Заговор против императора Николая и переписка с мятежниками – одно, а убийство – совсем другое дело. Такое обвинение пахнет виселицей.
Дарья Прокофьевна подошла ко мне и уставилась в глаза. Я от страха вжался в спинку кресла.
– Так я и не виню вас, Тихон Игнатьевич. Мне известно, что вы не могли того сотворить, о чем я следствие веду, – с легкой насмешкой произнес Константин, отозвав собаку хлопком ладони по колену. – Говорил ли вам друг и сосед Павел Тузин, что нашли его крепостного мельника в овраге убитым на минувшей неделе?
– Разумеется, Павел мне говорил о том. Однако мельника не убивал никто. Шел он темной ночью во хмелю от кума, заблудился, упал в овраг. Там его волки и растерзали.
– А мне вот сдается, добрейший хозяин, что волки те ходят на двух ногах, – коварно прищурился полковник.
Я не знал, что ответить. Считал, что загадочный гость меня пугает, сбивает с толку, чтобы затем уличить в намерении устроить государственный переворот. Я старался вести себя обычно, не выдавать сокровенных страхов. Но едва украдкой заглядывал в сощуренные, отвернутые от свечного пламени глаза полковника, и сразу же противоестественный, необъяснимый ужас, которому нет сравнения, проникал в самую глубину моей души.
– Тайну следствия открыть я вам не полномочен, – извиняясь, поклонился Константин. – Могу предупредить лишь – засветло гуляйте по усадьбе и не пускайте неизвестных вам людей, хотя бы мне сродни, к себе домой… Да, и известных вам пускать не торопитесь.
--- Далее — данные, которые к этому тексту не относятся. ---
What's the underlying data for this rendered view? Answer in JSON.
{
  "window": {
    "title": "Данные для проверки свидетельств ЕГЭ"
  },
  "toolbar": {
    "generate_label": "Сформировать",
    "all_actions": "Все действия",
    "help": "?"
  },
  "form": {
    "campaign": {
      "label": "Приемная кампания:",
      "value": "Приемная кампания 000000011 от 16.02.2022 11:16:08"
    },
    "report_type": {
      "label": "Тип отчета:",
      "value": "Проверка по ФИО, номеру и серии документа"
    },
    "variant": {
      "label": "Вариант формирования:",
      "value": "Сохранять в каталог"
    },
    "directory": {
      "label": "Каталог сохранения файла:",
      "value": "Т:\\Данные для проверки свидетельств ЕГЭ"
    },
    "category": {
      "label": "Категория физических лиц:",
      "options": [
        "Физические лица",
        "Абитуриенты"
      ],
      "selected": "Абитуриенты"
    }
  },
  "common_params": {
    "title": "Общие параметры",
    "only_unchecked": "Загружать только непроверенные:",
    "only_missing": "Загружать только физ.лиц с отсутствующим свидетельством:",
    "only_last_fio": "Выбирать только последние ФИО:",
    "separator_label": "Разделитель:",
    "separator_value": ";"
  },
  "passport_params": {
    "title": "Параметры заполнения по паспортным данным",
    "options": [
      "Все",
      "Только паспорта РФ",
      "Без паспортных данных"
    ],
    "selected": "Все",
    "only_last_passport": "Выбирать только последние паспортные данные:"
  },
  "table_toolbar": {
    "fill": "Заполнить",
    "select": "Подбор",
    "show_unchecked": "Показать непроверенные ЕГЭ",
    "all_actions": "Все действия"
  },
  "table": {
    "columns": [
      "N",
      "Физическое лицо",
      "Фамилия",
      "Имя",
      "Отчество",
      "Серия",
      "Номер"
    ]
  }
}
Поднеся в тот момент к губам кусочек жареной рыбы на вилке, я угодил им в свой нос, обмазал его кончик маслом.
Пришедшая с широким подносом Ульяна Никитична молча разложила по тарелкам на столе чуть недоспелые отбивные, жареные куриные бедрышки и огуречный салат. Тот же набор блюд она высыпала в глубокую миску и поставила ее на паркет возле ножки стола для собаки, после чего с обеспокоенным видом вернулась на кухню.
Пока я аккуратно очищал нос салфеткой, Константин заметил мой нательный серебряный крест, украшенный драгоценным камнем, на широкой цепочке – тоже из серебра.
– Интересная вещица, – задумчиво протянул он, мановением руки привлекая мое внимание. – Старинная. Не сочтите невежливым вопрос о том, за великую ли плату вы изволили ее приобрести, и, что особо любопытно мне, где состоялась сделка?
– Мой дед по матери, покойный ныне, был купцом. Он много плавал за моря, привозил из дальних стран как драгоценности, так и разные безделушки. Крест подарил он мне, когда я был ребенком, и не сказал, где взял его.
– Что за камень в нем, известно вам? – полковника сильнее разбирало любопытство?
– Нет, я того не знаю. В книгах о самоцветах не нашел и близкого. Не мрамор, не гранит, и не рубин. Не яшма даже, – в пытливой задумчивости я посмотрел на сделанное из камня распятие, бело-розовое с красными прожилками. – Вы, я подумал, знаете, что это за камень? Так просветите меня, окажите милость.
– Как называется он точно, я вам не открою. Не знаю сам. Цена ему огромна. Прежде эта вещица принадлежала одной весьма примечательной личности.
Константин надолго оборвал нить разговора. Мы молча ужинали. Гость ел мало, без аппетита, и одним этим нагонял на меня тоску. Дарья Прокофьевна тоже на удивление медленно управлялась со своим ужином. Стараясь разделять салат и мясное, она передними зубами выуживала мелкие кусочки из миски и немного их разжевывала, прежде чем проглотить. Любая из моих собак расправилась бы с предложенной едой в разы быстрее.
– Сибирские лайки соблюдают особый этикет приема пищи, – улыбнулся я.